Emmanuel Combe a publié le 1 Avril 2024 une chronique dans L’Opinion sur le DMA.

DMA : trois lettres qui changent beaucoup

A peine entré en vigueur il y a quelques semaines, le Digital Market Act fait déjà parlé de lui. La Commission vient en effet d’annoncer qu’elle ouvrait plusieurs enquêtes à l‘encontre de 3 géants du numérique, soupçonnées de ne pas être en conformité avec le DMA. Mais que recouvre exactement ces trois lettres ?
Le DMA est une régulation européenne qui encadre  le comportement de grandes entreprises du numérique, considérées comme des «contrôleurs d’accès » («gatekeepers »), au motif qu’elles structurent la vie de nombre de citoyens et d’entreprises en Europe. 5 sont américaines – Apple, Alphabet, Meta, Amazon, Microsoft-  et l’une chinoise, Bytedance, maison mère de TikTok.
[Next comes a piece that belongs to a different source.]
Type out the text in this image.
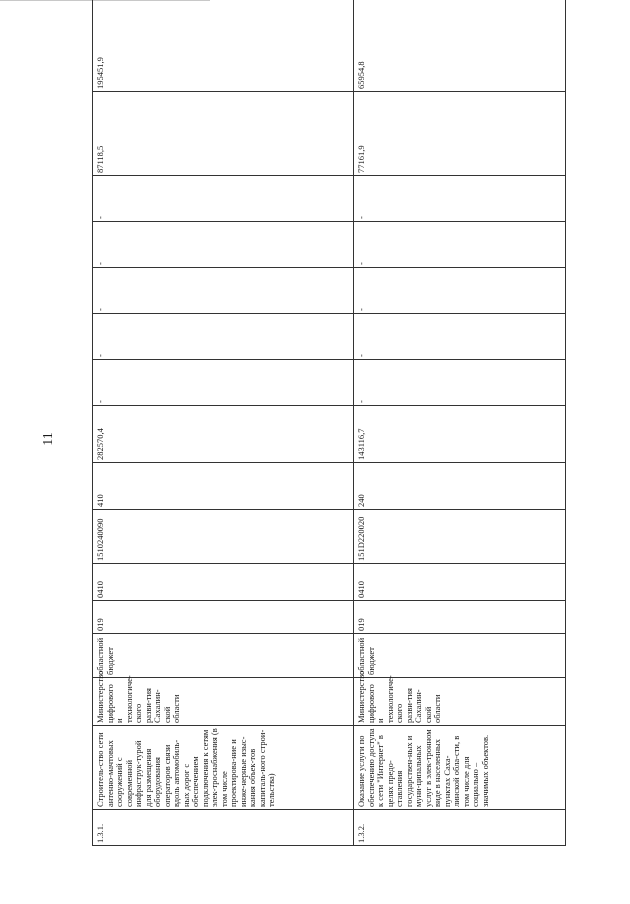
11
1.3.1.	Строитель-ство сети антенно-мачтовых сооружений с современной инфраструк-турой для размещения оборудования операторов связи вдоль автомобиль-ных дорог с обеспечением подключения к сетям элек-троснабжения (в том числе проектирова-ние и инже-нерные изыс-кания объек-тов капиталь-ного строи-тельства)	Министерство цифрового и технологиче-ского разви-тия Сахалин-ской области	областной бюджет	019	0410	1510240090	410	282570,4	-	-	-	-	-	87118,5	195451,9
1.3.2.	Оказание услуги по обеспечению доступа к сети "Интернет" в целях предо-ставления государствен-ных и муни-ципальных услуг в элек-тронном виде в населенных пунктах Саха-линской обла-сти, в том числе для социально – значимых объектов.	Министерство цифрового и технологиче-ского разви-тия Сахалин-ской области	областной бюджет	019	0410	151D220020	240	143116,7	-	-	-	-	-	77161,9	65954,8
Mais pourquoi l’Europe veut-elle absolument réguler ces géants ? La question est d’autant plus légitime qu’il existe déjà un instrument juridique : le droit de la concurrence. Mais ce droit s’est révélé trop étroit : il permet seulement de condamner les abus de position dominante et les ententes anticoncurrentielles. Il n’adresse pas des sujets essentiels et nouveaux comme la loyauté des plateformes dans leurs relations avec leurs clients et utilisateurs finaux, l’interopérabilité entre plateformes ou l’entrée de nouvelles entreprises au sein de leur éco-système.  De plus, le droit de la concurrence s’est révélé en Europe trop lent : en dépit d’amendes en milliards d’euros, il est intervenu toujours après coup (ex-post) et trop tard.
Le DMA vient changer complètement la donne : fini les longues enquêtes antitrust pour délimiter le fameux « marché pertinent », établir la position dominante, démontrer l’abus puis le sanctionner. Voici venu le temps de la régulation ex-ante : si vous êtes un contrôleur d’accès, alors vous devez vous soumettre depuis le 8 Mars à une liste d’obligations et d’interdictions. Cela a au moins le mérite de la clarté.
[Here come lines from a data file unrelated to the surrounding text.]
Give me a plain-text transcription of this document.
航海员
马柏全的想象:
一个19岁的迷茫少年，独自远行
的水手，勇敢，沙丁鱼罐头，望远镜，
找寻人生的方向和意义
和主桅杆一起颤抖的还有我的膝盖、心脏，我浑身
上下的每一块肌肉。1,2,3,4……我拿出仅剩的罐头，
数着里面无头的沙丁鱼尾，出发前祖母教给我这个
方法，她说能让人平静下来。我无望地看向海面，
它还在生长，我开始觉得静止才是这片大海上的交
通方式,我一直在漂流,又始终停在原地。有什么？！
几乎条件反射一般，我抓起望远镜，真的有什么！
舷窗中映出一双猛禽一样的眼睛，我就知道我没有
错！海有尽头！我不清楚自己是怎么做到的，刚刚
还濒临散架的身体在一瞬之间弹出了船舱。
Les obligations et interdictions sont tout sauf des formalités ; elles vont fortement contraindre le modèle économique des contrôleurs d’accès. Mentionnons, par exemple, le fait que les gatekeepers ne peuvent pas pratiquer l’auto-préférence ou orienter les clients sur une seule application ; ils doivent également rendre leurs services interopérables lorsqu’un utilisateur le leur demande et informer la Commission de tout projet d’acquisition d’entreprise. Si les gatekeepers ne sont pas en conformité avec leurs obligations et interdictions, alors les sanctions tombent. Des sanctions pécuniaires très lourdes, inspirées du droit de la concurrence : des amendes pouvant aller jusqu’à 10 % du chiffre d’affaires mondial, et même 20 % en cas de récidive ! Plus encore, en cas de non-respect systématique, la Commission pourra enjoindre au contrôleur d’accès de céder tout ou partie d’une activité. La menace du démantèlement n’est plus très loin.
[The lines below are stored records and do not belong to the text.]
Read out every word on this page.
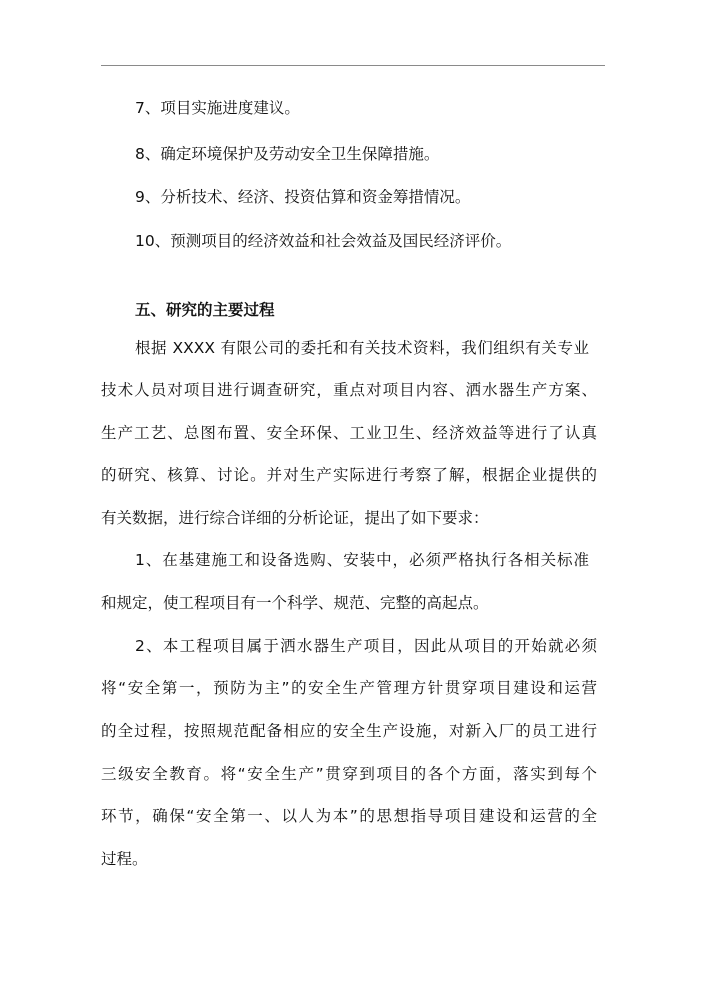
7、项目实施进度建议。
8、确定环境保护及劳动安全卫生保障措施。
9、分析技术、经济、投资估算和资金筹措情况。
10、预测项目的经济效益和社会效益及国民经济评价。
五、研究的主要过程
根据 XXXX 有限公司的委托和有关技术资料，我们组织有关专业
技术人员对项目进行调查研究，重点对项目内容、洒水器生产方案、
生产工艺、总图布置、安全环保、工业卫生、经济效益等进行了认真
的研究、核算、讨论。并对生产实际进行考察了解，根据企业提供的
有关数据，进行综合详细的分析论证，提出了如下要求：
1、在基建施工和设备选购、安装中，必须严格执行各相关标准
和规定，使工程项目有一个科学、规范、完整的高起点。
2、本工程项目属于洒水器生产项目，因此从项目的开始就必须
将“安全第一，预防为主”的安全生产管理方针贯穿项目建设和运营
的全过程，按照规范配备相应的安全生产设施，对新入厂的员工进行
三级安全教育。将“安全生产”贯穿到项目的各个方面，落实到每个
环节，确保“安全第一、以人为本”的思想指导项目建设和运营的全
过程。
Le DMA va-t-il vraiment changer la donne en Europe ? Oui pour les utilisateurs finaux et les entreprises qui évoluent au sein des éco systèmes des gatekeepers. Pour autant, il est peu probable que le DMA modifie radicalement le paysage concurrentiel en Europe. Ce n’est d’ailleurs pas un hasard si aucune des 6 entreprises désignées comme « gatekeeper » n’est européenne. L’Europe a perdu depuis bien longtemps la bataille des géants du numérique, même si nous excellons sur des niches. Finalement, à défaut d’avoir des géants européens, il nous reste … la régulation des géants américains et chinois.